Timpanogos Storytelling Fest returns with new venue at Thanksgiving Point
Todd Esplin and his 4-year-old daughter Olive, both of Provo, listen to Bill Harley during the 20th Annual Timpanogos Storytelling Festival at Mount Timpanogos Park in Provo Canyon in 2009.
Children react in suspense, and laughter soon after to the puppet show put on by Dal Pal’s Rigmarole during the Timpanogos Storytelling Festival in 2016 at Mount Timpanogos Park in Orem.
Emarie Thomas, a youth storyteller from Northridge Elementary tells stories at the Timpanogos Storytelling Festival at Mount Timpanogos Park in Orem on Friday, Sept. 2, 2016.
Bil Lepp tells stories at the Timpanogos Storytelling Festival at Mount Timpanogos Park in Orem on Friday, Sept. 2, 2016.
Donald Davis tells stories at the Timpanogos Storytelling Festival.
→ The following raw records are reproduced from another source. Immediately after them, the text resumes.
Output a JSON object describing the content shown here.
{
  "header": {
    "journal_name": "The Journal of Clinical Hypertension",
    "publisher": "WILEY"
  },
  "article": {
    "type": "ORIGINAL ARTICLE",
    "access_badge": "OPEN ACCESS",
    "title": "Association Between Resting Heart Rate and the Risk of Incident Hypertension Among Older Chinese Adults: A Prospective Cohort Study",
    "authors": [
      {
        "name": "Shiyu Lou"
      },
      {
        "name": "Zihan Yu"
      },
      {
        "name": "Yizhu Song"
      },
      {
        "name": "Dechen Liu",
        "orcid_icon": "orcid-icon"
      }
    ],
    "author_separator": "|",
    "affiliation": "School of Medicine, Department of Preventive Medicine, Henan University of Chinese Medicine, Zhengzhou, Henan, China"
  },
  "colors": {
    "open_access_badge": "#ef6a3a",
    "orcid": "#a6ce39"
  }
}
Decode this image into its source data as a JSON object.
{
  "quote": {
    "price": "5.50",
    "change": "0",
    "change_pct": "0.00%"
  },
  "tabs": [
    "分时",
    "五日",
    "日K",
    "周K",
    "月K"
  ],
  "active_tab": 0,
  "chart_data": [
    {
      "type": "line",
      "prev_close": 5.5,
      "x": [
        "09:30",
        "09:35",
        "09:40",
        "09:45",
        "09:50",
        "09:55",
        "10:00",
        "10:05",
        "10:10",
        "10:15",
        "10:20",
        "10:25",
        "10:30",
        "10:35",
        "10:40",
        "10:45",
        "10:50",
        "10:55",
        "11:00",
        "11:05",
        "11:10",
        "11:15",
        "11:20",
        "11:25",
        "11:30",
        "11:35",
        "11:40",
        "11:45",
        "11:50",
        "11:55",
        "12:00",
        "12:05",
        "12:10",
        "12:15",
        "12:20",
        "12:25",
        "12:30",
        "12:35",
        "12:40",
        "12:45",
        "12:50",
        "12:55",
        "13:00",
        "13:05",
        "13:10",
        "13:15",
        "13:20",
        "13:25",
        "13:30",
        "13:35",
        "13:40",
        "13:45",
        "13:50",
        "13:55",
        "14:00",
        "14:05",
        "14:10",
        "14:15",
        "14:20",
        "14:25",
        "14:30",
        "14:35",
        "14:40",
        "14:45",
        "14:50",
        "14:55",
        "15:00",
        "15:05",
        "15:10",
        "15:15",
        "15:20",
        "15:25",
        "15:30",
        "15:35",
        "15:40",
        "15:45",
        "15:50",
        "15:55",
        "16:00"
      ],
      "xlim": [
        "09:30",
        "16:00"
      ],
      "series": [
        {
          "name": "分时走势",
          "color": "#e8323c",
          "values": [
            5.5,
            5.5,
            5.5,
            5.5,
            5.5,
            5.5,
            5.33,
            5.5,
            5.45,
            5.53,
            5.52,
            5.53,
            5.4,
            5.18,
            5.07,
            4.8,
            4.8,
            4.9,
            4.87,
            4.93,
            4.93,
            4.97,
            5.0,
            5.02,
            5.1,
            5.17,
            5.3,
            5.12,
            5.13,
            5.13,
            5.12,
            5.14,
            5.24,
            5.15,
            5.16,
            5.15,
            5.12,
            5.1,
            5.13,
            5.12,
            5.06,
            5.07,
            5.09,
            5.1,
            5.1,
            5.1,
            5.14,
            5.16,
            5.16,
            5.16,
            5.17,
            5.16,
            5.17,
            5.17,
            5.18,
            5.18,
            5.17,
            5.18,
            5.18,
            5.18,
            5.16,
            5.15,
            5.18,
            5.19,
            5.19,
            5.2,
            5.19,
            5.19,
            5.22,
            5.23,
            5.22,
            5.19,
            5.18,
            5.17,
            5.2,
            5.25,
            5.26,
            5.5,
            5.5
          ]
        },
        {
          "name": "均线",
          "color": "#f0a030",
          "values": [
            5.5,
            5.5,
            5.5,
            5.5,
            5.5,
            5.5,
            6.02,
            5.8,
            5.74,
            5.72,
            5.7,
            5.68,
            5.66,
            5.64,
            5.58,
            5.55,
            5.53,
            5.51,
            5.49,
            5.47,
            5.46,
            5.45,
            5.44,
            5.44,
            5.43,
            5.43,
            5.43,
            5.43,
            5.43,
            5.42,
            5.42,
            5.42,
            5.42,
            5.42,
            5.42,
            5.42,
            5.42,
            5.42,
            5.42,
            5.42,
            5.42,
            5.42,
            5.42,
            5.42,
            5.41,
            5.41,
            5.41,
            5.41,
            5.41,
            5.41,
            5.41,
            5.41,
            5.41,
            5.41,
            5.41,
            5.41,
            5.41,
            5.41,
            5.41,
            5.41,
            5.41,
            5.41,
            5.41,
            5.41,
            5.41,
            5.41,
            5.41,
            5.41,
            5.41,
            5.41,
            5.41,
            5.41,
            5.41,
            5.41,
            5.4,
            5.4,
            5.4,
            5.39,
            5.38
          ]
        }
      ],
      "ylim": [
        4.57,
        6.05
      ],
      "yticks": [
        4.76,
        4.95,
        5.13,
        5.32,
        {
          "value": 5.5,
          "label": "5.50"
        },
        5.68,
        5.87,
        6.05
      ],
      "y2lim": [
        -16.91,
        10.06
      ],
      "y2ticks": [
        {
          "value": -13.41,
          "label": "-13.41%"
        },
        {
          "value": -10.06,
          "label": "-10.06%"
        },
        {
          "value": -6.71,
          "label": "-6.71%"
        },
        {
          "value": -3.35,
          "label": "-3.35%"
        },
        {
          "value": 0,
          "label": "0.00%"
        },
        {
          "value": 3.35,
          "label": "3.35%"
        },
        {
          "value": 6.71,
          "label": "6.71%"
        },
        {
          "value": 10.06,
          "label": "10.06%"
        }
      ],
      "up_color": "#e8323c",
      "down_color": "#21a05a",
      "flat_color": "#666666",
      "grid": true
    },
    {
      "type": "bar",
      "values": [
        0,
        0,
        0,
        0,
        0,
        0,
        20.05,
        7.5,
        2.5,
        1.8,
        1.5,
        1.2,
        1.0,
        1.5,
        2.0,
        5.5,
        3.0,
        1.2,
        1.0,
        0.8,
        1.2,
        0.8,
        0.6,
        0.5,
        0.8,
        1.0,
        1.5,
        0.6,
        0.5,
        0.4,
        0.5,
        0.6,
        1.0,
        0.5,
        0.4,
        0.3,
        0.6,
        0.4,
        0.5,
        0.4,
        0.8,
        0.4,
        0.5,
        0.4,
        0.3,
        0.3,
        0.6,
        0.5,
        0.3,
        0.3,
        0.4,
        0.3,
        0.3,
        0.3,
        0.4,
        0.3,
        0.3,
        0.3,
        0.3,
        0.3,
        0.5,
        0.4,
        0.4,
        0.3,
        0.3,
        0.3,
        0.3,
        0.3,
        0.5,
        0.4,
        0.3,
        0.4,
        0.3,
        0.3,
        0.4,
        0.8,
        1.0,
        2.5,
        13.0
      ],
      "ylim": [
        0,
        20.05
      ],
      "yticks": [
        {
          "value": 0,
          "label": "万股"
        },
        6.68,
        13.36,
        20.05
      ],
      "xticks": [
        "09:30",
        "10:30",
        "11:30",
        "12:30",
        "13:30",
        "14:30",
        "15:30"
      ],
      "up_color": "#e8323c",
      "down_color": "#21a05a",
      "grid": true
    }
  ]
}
Thursday, August 26, 1999.
Bill Harley tells musical stories at the Timpanogos Stoytelling Festival in 2015.
The audience laughs along to Bill Harley's musical stories at the Timpanogos Stoytelling Festival in Provo Canyon in 2015.
Professional storytellers and large audiences will convene again for the Timpanogos Storytelling Festival and Conference, this year for the first time exclusively at the various venues at Thanksgiving Point in Lehi.
The festival has been in several locations over the years — from a residential backyard in 1990 to the SCERA Shell in Orem and Provo Canyon locations. Executive Director Eliot Wilcox said the new location will provide optimum space for blankets, parking and bathroom needs.
“This is our fourth move,” Wilcox said. “Over the years, we’ve had to keep continuing to move in order to meet the growing demand of the audience.”
The festival will include 12 performers traveling in for the event year: Charlotte Blake Alston, Brenda Wong Aoki, Catherine Conant, Donald Davis, Carmen Deedy, Josh Goforth, Michael Reno Harrell, Bil Lepp, Tim Lowry, Sam Payne, Shonaleigh and Ed Stivender.
The festival has an educational component, with visiting storytellers visiting schools around the time of the festival, and Lepp said that he adapts his stories to the various ages that he visits, but he isn’t necessarily trying to teach morals with his performances.
“My stories don’t have overt lessons or messages,” Lepp said in a phone interview. “But on the other hand, I remember when I was a kid and having performers come into my school and thinking to myself, ‘Boy, wouldn’t I like to do that?’ … So it’s definitely showing the kids something that maybe they don’t see every day.”
Many of the stories told at the festival are true stories, but others are fictional, Wilcox said.
“We make a concerted effort to make sure that we have a variety of storytelling genres represented,” he said. “Storytelling is such a wonderful field. It goes everywhere from folk tales and fairy tales and traditional tales all the way to personal stories and personal experiences.”
With the tens of thousands of audience members that come to the festival each year, the power of storytelling is apparent, but Wilcox said scientists, too, have begun to quantify that power.
“Storytelling is an amazing art form because it is so powerful,” he said. “People tend to overlook it, but at the same time, there’s so much research going on out there right now that explains that, when somebody starts telling a story, for example, we understand it, we listen and comprehend it better, we remember it more. And part of it is because in our brain, literally the same parts of the brain light up as when we are experiencing something or doing something. So it makes sense, when we hear a story, in our brain we’re mentally participating and being part of that story.”
Unlike other forms of storytelling — like film or theater — live storytelling performance often uses no more than a microphone in terms of equipment. But each performance has a lot under the surface, Wilcox said.
“It’s deceptively simple,” he said. “Because storytelling is such a part of everyone’s lives, everyone thinks, ‘Oh, I could be a storyteller,’ and the performers make it look so easy, but really what that is is that’s thousands of hours of craft that are put in to developing those performances to make it appear that easy. Down the word, down the mannerisms, to make it appear natural, and make it so that they can connect at the highest level that they can.”
For Lepp, the extensive rehearsal process and fine-tuning he does still leaves room for some flexibility in each performance of a story.
“I’m not reciting it, because I want it be a conversation, and I always want it to look like I’m thinking of it right now,” Lepp said. “There are certain words that are in it every time I tell it, but you’ll never hear it exactly the same way twice.”
TIMPANOGOS STORYTELLING FESTIVAL AND CONFERENCE
Where: Ashton Gardens at Thanksgiving Point in Utah
When: Thursday through Saturday
Tickets: $8-$135, depending individual events, day passes, entire event passes, etc.